Local Defense Responses in bsmt1 Plants Are Similar to Those in the Wild Type.

(A) and (B) Bacterial growth quantification of Psm avrRpm1 (OD = 0.005) (A) and Psm (OD = 0.002) (B) in leaves of wild-type and bsmt1 mutant plants 3 DAI. Bars represent means (±sd) of cfu per cm2 from at least six parallel samples from different plants, each sample consisting of three leaf disks. No significant differences in bacterial numbers were detected at 3 DAI and 1 HAI (data not shown) for samples from different lines.
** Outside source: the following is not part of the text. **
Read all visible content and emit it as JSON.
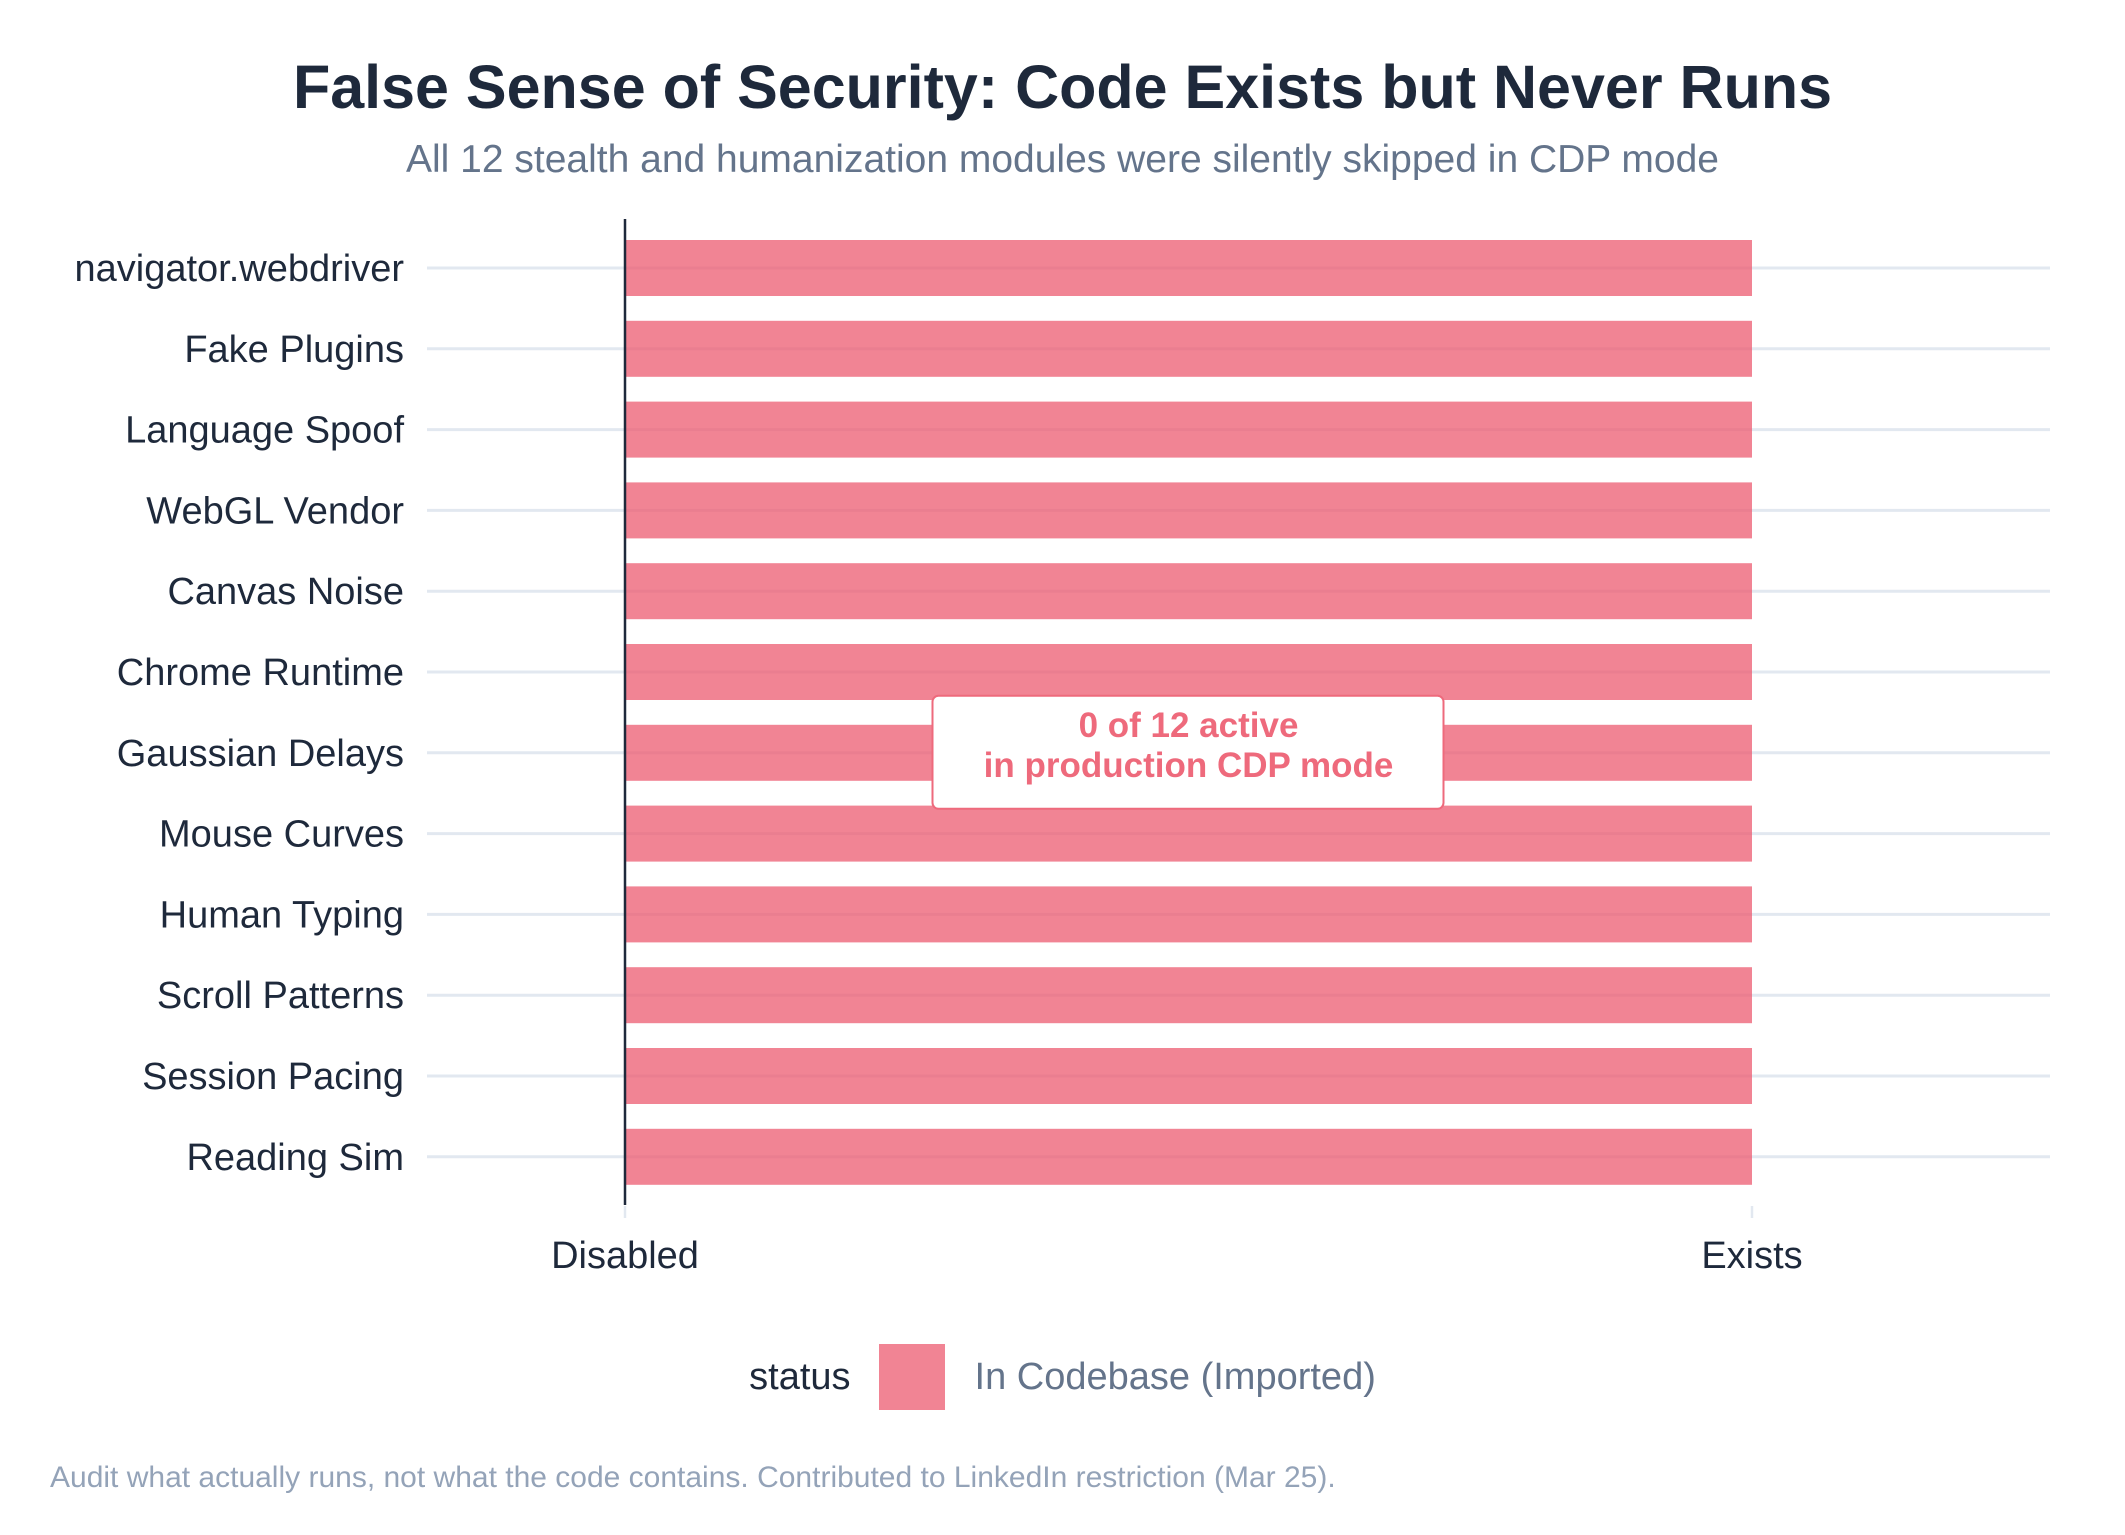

(C) and (D) Accumulation of the defense hormones SA (C) and JA (D) at sites of Psm avrRpm1 inoculation (10 HAI). Control samples were infiltrated with 10 mM MgCl2.

(E) RNA gel blot analysis of PR-1 expression in Col-0 and bsmt1 leaves infiltrated with 10 mM MgCl2 or Psm avrRpm1 (Psm avr). Leaf samples were taken at 10 and 24 HAI.

(F) Relative ICS1 expression in Col-0 and bsmt1 leaves infiltrated with 10 mM MgCl2 or Psm avrRpm1, as assessed by quantitative real-time PCR analyses (see Figure 5D for details). Leaf samples were taken at 10 and 24 HAI. Asterisk indicates statistically significant differences between Psm avrRpm1–treated wild-type and mutant samples (P < 0.05).